Georg had reached the mission station that evening, safe and sound but completely exhausted. The three Somalis hadn’t given him any problems. My friend explained that if Ethiopians were with me nobody would dare harm me, since robberies of white people carried the death sentence. My two new companions were fine young men and I enjoyed their friendship. We collected a large pile of brushwood and threw green branches on top to make a smoky bonfire so that the rescue plane would see our position.


I spent the waiting time writing letters, especially to my wife. My story filled five aerograms! Back home in Trogen, she read about the rifles aimed at me in the fourth aerogram. The fifth letter didn’t arrive till a day later, so for twenty-four hours she waited on tenterhooks to know about my fate. Over and over again she had to learn to live with this tension. For her, reports like these were confirmation that I was in God’s hands. She has written about how she mastered her task of living yoked to a man who lived so dangerously in her autobiography “The Spear Bearer”.

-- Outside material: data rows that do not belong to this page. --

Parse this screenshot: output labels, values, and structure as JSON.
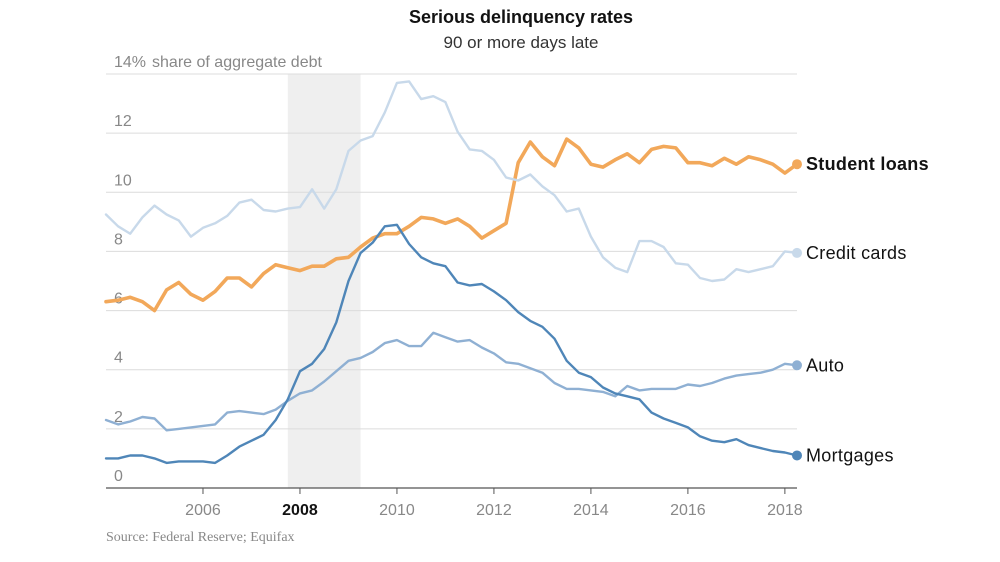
{
  "chart_data": {
    "type": "line",
    "title": "Serious delinquency rates",
    "subtitle": "90 or more days late",
    "ylabel": "share of aggregate debt",
    "ylim": [
      0,
      14
    ],
    "y_ticks": [
      0,
      2,
      4,
      6,
      8,
      10,
      12,
      14
    ],
    "y_tick_labels": [
      "0",
      "2",
      "4",
      "6",
      "8",
      "10",
      "12",
      "14%"
    ],
    "xlim": [
      2004.0,
      2018.25
    ],
    "x_ticks": [
      2006,
      2008,
      2010,
      2012,
      2014,
      2016,
      2018
    ],
    "x_tick_labels": [
      "2006",
      "2008",
      "2010",
      "2012",
      "2014",
      "2016",
      "2018"
    ],
    "highlighted_tick": "2008",
    "recession_shade": [
      2007.75,
      2009.25
    ],
    "grid": true,
    "legend": "end-of-line labels",
    "source": "Source: Federal Reserve; Equifax",
    "series": [
      {
        "name": "Student loans",
        "color": "#f2a85a",
        "bold_label": true,
        "x": [
          2004.0,
          2004.25,
          2004.5,
          2004.75,
          2005.0,
          2005.25,
          2005.5,
          2005.75,
          2006.0,
          2006.25,
          2006.5,
          2006.75,
          2007.0,
          2007.25,
          2007.5,
          2007.75,
          2008.0,
          2008.25,
          2008.5,
          2008.75,
          2009.0,
          2009.25,
          2009.5,
          2009.75,
          2010.0,
          2010.25,
          2010.5,
          2010.75,
          2011.0,
          2011.25,
          2011.5,
          2011.75,
          2012.0,
          2012.25,
          2012.5,
          2012.75,
          2013.0,
          2013.25,
          2013.5,
          2013.75,
          2014.0,
          2014.25,
          2014.5,
          2014.75,
          2015.0,
          2015.25,
          2015.5,
          2015.75,
          2016.0,
          2016.25,
          2016.5,
          2016.75,
          2017.0,
          2017.25,
          2017.5,
          2017.75,
          2018.0,
          2018.25
        ],
        "values": [
          6.3,
          6.35,
          6.45,
          6.3,
          6.0,
          6.7,
          6.95,
          6.55,
          6.35,
          6.65,
          7.1,
          7.1,
          6.8,
          7.25,
          7.55,
          7.45,
          7.35,
          7.5,
          7.5,
          7.75,
          7.8,
          8.15,
          8.45,
          8.6,
          8.6,
          8.85,
          9.15,
          9.1,
          8.95,
          9.1,
          8.85,
          8.45,
          8.7,
          8.95,
          11.0,
          11.7,
          11.2,
          10.9,
          11.8,
          11.5,
          10.95,
          10.85,
          11.1,
          11.3,
          11.0,
          11.45,
          11.55,
          11.5,
          11.0,
          11.0,
          10.9,
          11.15,
          10.95,
          11.2,
          11.1,
          10.95,
          10.65,
          10.95
        ]
      },
      {
        "name": "Credit cards",
        "color": "#c8d9ea",
        "bold_label": false,
        "x": [
          2004.0,
          2004.25,
          2004.5,
          2004.75,
          2005.0,
          2005.25,
          2005.5,
          2005.75,
          2006.0,
          2006.25,
          2006.5,
          2006.75,
          2007.0,
          2007.25,
          2007.5,
          2007.75,
          2008.0,
          2008.25,
          2008.5,
          2008.75,
          2009.0,
          2009.25,
          2009.5,
          2009.75,
          2010.0,
          2010.25,
          2010.5,
          2010.75,
          2011.0,
          2011.25,
          2011.5,
          2011.75,
          2012.0,
          2012.25,
          2012.5,
          2012.75,
          2013.0,
          2013.25,
          2013.5,
          2013.75,
          2014.0,
          2014.25,
          2014.5,
          2014.75,
          2015.0,
          2015.25,
          2015.5,
          2015.75,
          2016.0,
          2016.25,
          2016.5,
          2016.75,
          2017.0,
          2017.25,
          2017.5,
          2017.75,
          2018.0,
          2018.25
        ],
        "values": [
          9.25,
          8.85,
          8.6,
          9.15,
          9.55,
          9.25,
          9.05,
          8.5,
          8.8,
          8.95,
          9.2,
          9.65,
          9.75,
          9.4,
          9.35,
          9.45,
          9.5,
          10.1,
          9.45,
          10.1,
          11.4,
          11.75,
          11.9,
          12.7,
          13.7,
          13.75,
          13.15,
          13.25,
          13.05,
          12.05,
          11.45,
          11.4,
          11.1,
          10.5,
          10.4,
          10.6,
          10.2,
          9.9,
          9.35,
          9.45,
          8.5,
          7.8,
          7.45,
          7.3,
          8.35,
          8.35,
          8.15,
          7.6,
          7.55,
          7.1,
          7.0,
          7.05,
          7.4,
          7.3,
          7.4,
          7.5,
          8.0,
          7.95
        ]
      },
      {
        "name": "Auto",
        "color": "#8fb0d3",
        "bold_label": false,
        "x": [
          2004.0,
          2004.25,
          2004.5,
          2004.75,
          2005.0,
          2005.25,
          2005.5,
          2005.75,
          2006.0,
          2006.25,
          2006.5,
          2006.75,
          2007.0,
          2007.25,
          2007.5,
          2007.75,
          2008.0,
          2008.25,
          2008.5,
          2008.75,
          2009.0,
          2009.25,
          2009.5,
          2009.75,
          2010.0,
          2010.25,
          2010.5,
          2010.75,
          2011.0,
          2011.25,
          2011.5,
          2011.75,
          2012.0,
          2012.25,
          2012.5,
          2012.75,
          2013.0,
          2013.25,
          2013.5,
          2013.75,
          2014.0,
          2014.25,
          2014.5,
          2014.75,
          2015.0,
          2015.25,
          2015.5,
          2015.75,
          2016.0,
          2016.25,
          2016.5,
          2016.75,
          2017.0,
          2017.25,
          2017.5,
          2017.75,
          2018.0,
          2018.25
        ],
        "values": [
          2.3,
          2.15,
          2.25,
          2.4,
          2.35,
          1.95,
          2.0,
          2.05,
          2.1,
          2.15,
          2.55,
          2.6,
          2.55,
          2.5,
          2.65,
          2.95,
          3.2,
          3.3,
          3.6,
          3.95,
          4.3,
          4.4,
          4.6,
          4.9,
          5.0,
          4.8,
          4.8,
          5.25,
          5.1,
          4.95,
          5.0,
          4.75,
          4.55,
          4.25,
          4.2,
          4.05,
          3.9,
          3.55,
          3.35,
          3.35,
          3.3,
          3.25,
          3.1,
          3.45,
          3.3,
          3.35,
          3.35,
          3.35,
          3.5,
          3.45,
          3.55,
          3.7,
          3.8,
          3.85,
          3.9,
          4.0,
          4.2,
          4.15
        ]
      },
      {
        "name": "Mortgages",
        "color": "#4f86b8",
        "bold_label": false,
        "x": [
          2004.0,
          2004.25,
          2004.5,
          2004.75,
          2005.0,
          2005.25,
          2005.5,
          2005.75,
          2006.0,
          2006.25,
          2006.5,
          2006.75,
          2007.0,
          2007.25,
          2007.5,
          2007.75,
          2008.0,
          2008.25,
          2008.5,
          2008.75,
          2009.0,
          2009.25,
          2009.5,
          2009.75,
          2010.0,
          2010.25,
          2010.5,
          2010.75,
          2011.0,
          2011.25,
          2011.5,
          2011.75,
          2012.0,
          2012.25,
          2012.5,
          2012.75,
          2013.0,
          2013.25,
          2013.5,
          2013.75,
          2014.0,
          2014.25,
          2014.5,
          2014.75,
          2015.0,
          2015.25,
          2015.5,
          2015.75,
          2016.0,
          2016.25,
          2016.5,
          2016.75,
          2017.0,
          2017.25,
          2017.5,
          2017.75,
          2018.0,
          2018.25
        ],
        "values": [
          1.0,
          1.0,
          1.1,
          1.1,
          1.0,
          0.85,
          0.9,
          0.9,
          0.9,
          0.85,
          1.1,
          1.4,
          1.6,
          1.8,
          2.3,
          3.0,
          3.95,
          4.2,
          4.7,
          5.6,
          7.0,
          7.95,
          8.3,
          8.85,
          8.9,
          8.25,
          7.8,
          7.6,
          7.5,
          6.95,
          6.85,
          6.9,
          6.65,
          6.35,
          5.95,
          5.65,
          5.45,
          5.05,
          4.3,
          3.9,
          3.75,
          3.4,
          3.2,
          3.1,
          3.0,
          2.55,
          2.35,
          2.2,
          2.05,
          1.75,
          1.6,
          1.55,
          1.65,
          1.45,
          1.35,
          1.25,
          1.2,
          1.1
        ]
      }
    ]
  }
}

I fixed the broken windshield temporarily with duct tape but alas, I was unable to help the hundred and fifty students. They had to be evacuated in the meantime by boat.


However, soon afterwards I was able to supply seventeen villages that had been cut off by the floods with a mixture of wheat, soya and milk powder, thus saving many people from starvation, especially children. How must those would-be robbers have felt when they saw the same pilot that they had wanted to rob and possibly kill, bringing lifesaving aid to them and their people?